Deducting Mortgage Interest with more than one owner

Deducting Mortgage Interest When More Than One Owner Is Liable

Subject to certain limitations, home acquisition debt is deductible as an itemized deduction. Home acquisition debt is debt incurred to acquire, construct, or substantially improve your main or second home. The debt must be secured by the home and is limited to $1 million ($500,000 if married filing separately). To qualify for deduction, you must generally be liable for the debt. When more than one taxpayer is jointly and severally liable on the debt, the taxpayer who makes the mortgage payments is entitled to the deduction with respect to those payments.

 The IRS addressed who is entitled to the mortgage interest deduction when two individuals who are jointly and severally liable on the mortgage make mortgage payments from a joint account or from their separate funds. According to the IRS, funds paid from a joint account with two equal owners are presumed to be paid equally by each owner (without evidence to the contrary). However, if the mortgage interest is paid from separate funds, each taxpayer is entitled to deduct all of the interest he or she pays with separate funds.

 Situation 1. Taxpayers are a married couple and are jointly and severally liable on a mortgage, but one spouse dies during the year and the bank issues a Form 1098 under the deceased spouse’s social security number. The surviving spouse files a separate return.

In the year of death, if the surviving spouse files a separate return, the deceased spouse’s return should include income and deductions to the time of death. In determining the amount of interest deductible on the deceased spouse’s return—

If the interest payments are made from the couple’s joint account, half of the interest paid before the time of death is deducted on the deceased spouse’s return. The remaining interest is deductible on the surviving spouse’s return.

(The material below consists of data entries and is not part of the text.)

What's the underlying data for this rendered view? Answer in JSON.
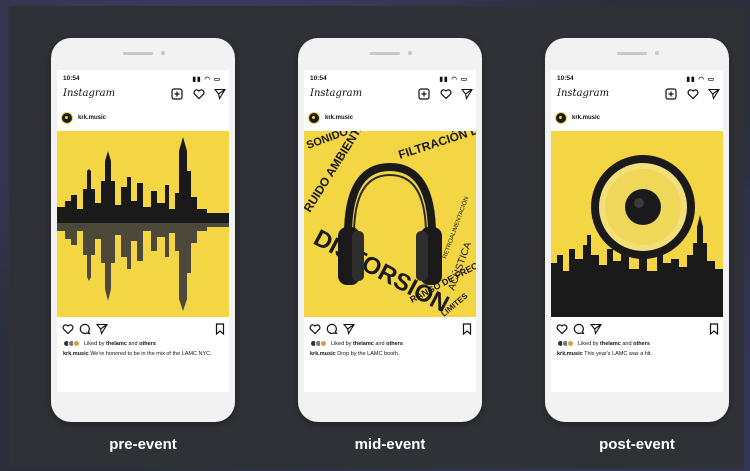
{
  "brand": {
    "accent": "#f4d544",
    "dark": "#111111"
  },
  "phones": [
    {
      "time": "10:54",
      "app_name": "Instagram",
      "username": "krk.music",
      "liked_by": "Liked by",
      "liked_name": "thelamc",
      "liked_and": "and",
      "liked_others": "others",
      "caption_user": "krk.music",
      "caption_text": "We're honored to be in the mix of the LAMC NYC.",
      "label": "pre-event"
    },
    {
      "time": "10:54",
      "app_name": "Instagram",
      "username": "krk.music",
      "liked_by": "Liked by",
      "liked_name": "thelamc",
      "liked_and": "and",
      "liked_others": "others",
      "caption_user": "krk.music",
      "caption_text": "Drop by the LAMC booth.",
      "label": "mid-event",
      "art_words": [
        "SONIDO SUCIO",
        "FILTRACIÓN DE RUIDOS",
        "RUIDO AMBIENTAL",
        "DISTORSIÓN",
        "RANGO DE FRECUENCIAS",
        "ACÚSTICA",
        "RETROALIMENTACIÓN",
        "LIMITES"
      ]
    },
    {
      "time": "10:54",
      "app_name": "Instagram",
      "username": "krk.music",
      "liked_by": "Liked by",
      "liked_name": "thelamc",
      "liked_and": "and",
      "liked_others": "others",
      "caption_user": "krk.music",
      "caption_text": "This year's LAMC was a hit.",
      "label": "post-event"
    }
  ]
}
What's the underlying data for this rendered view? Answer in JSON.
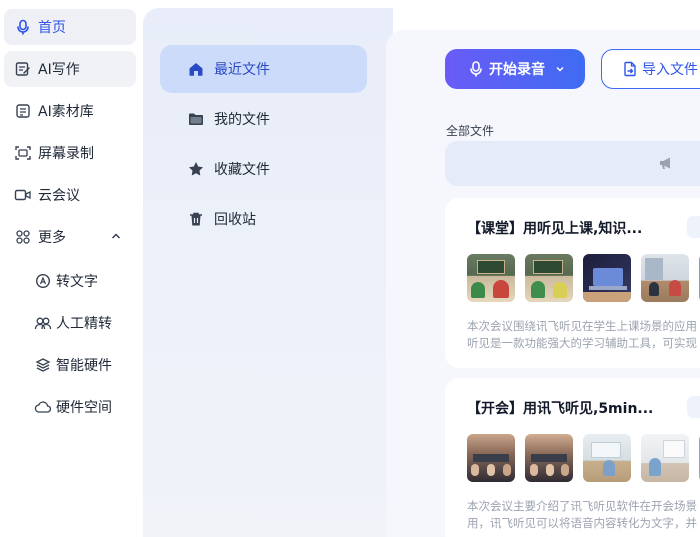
{
  "left_nav": {
    "items": [
      {
        "label": "首页",
        "icon": "mic-icon"
      },
      {
        "label": "AI写作",
        "icon": "edit-icon"
      },
      {
        "label": "AI素材库",
        "icon": "library-icon"
      },
      {
        "label": "屏幕录制",
        "icon": "screen-record-icon"
      },
      {
        "label": "云会议",
        "icon": "video-icon"
      },
      {
        "label": "更多",
        "icon": "grid-icon"
      }
    ],
    "sub_items": [
      {
        "label": "转文字",
        "icon": "transcribe-icon"
      },
      {
        "label": "人工精转",
        "icon": "people-icon"
      },
      {
        "label": "智能硬件",
        "icon": "layers-icon"
      },
      {
        "label": "硬件空间",
        "icon": "cloud-icon"
      }
    ]
  },
  "file_nav": {
    "items": [
      {
        "label": "最近文件",
        "icon": "home-icon"
      },
      {
        "label": "我的文件",
        "icon": "folder-icon"
      },
      {
        "label": "收藏文件",
        "icon": "star-icon"
      },
      {
        "label": "回收站",
        "icon": "trash-icon"
      }
    ]
  },
  "toolbar": {
    "record_label": "开始录音",
    "import_label": "导入文件"
  },
  "section": {
    "all_files_label": "全部文件"
  },
  "files": [
    {
      "title": "【课堂】用听见上课,知识...",
      "desc_line1": "本次会议围绕讯飞听见在学生上课场景的应用",
      "desc_line2": "听见是一款功能强大的学习辅助工具，可实现"
    },
    {
      "title": "【开会】用讯飞听见,5min...",
      "desc_line1": "本次会议主要介绍了讯飞听见软件在开会场景",
      "desc_line2": "用，讯飞听见可以将语音内容转化为文字，并"
    }
  ],
  "colors": {
    "accent": "#2f54eb",
    "record_gradient_start": "#6a5cf6",
    "record_gradient_end": "#3f6bf3",
    "active_file_bg": "#cddbfa"
  }
}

If the interest payments are made from the deceased spouse’s separate funds, all of the interest paid before the time of death is deducted on the deceased spouse’s return. The remaining interest is deductible on the surviving spouse’s return, assuming it is paid by the surviving spouse.

If all of the interest payments during the year are made from the surviving spouses separate funds, no interest is deducted on the deceased spouse’s return. All of the interest is deductible on the surviving spouse’s return.

Presumably, if the couple resides in a community property state, interest paid before the deceased spouse’s death would be split equally between spouses if paid with community property funds and the separate funds rule would apply only to payments made with separate property funds.

In following years, as the surviving spouse is liable on the debt, he or she will be entitled to deduct any interest he or she pays on the mortgage, assuming all other requirements are met.

 Situation 2. Taxpayers are an unmarried couple and are jointly and severally liable on a mortgage, and the bank either issues a Form 1098 under only one social security number, or both. Since both taxpayers are liable on the mortgage, both are entitled to claim the mortgage interest deduction to the extent it is paid by either taxpayer. If the interest is paid from separate funds, each taxpayer may claim the mortgage interest deduction for amounts paid with their own separate funds. If the mortgage interest is paid from a joint bank account it is presumed that each has paid an equal amount absent evidence to the contrary (Rev. Rul. 59-66).

 

Situation 3. Related persons co-own a house and are liable on a mortgage note. A bank may issue a Form 1098 under the name of one or both of the co-obligors. If co-owners of the house are both liable on a mortgage, each one may take a deduction for the amount each one pays subject to the limitations.

Note: In general, to claim an interest deduction it is necessary to be liable on the note. However, taxpayers can deduct interest paid on a mortgage if they are the legal or equitable owner of the mortgaged real estate, even if they are not directly liable on the debt (Reg. 1.163-1). An equitable owner is a person who has the economic benefits and burdens of ownership, based on the facts. Occupying and maintaining the home and paying the mortgage and taxes on it are factors that might indicate equitable ownership.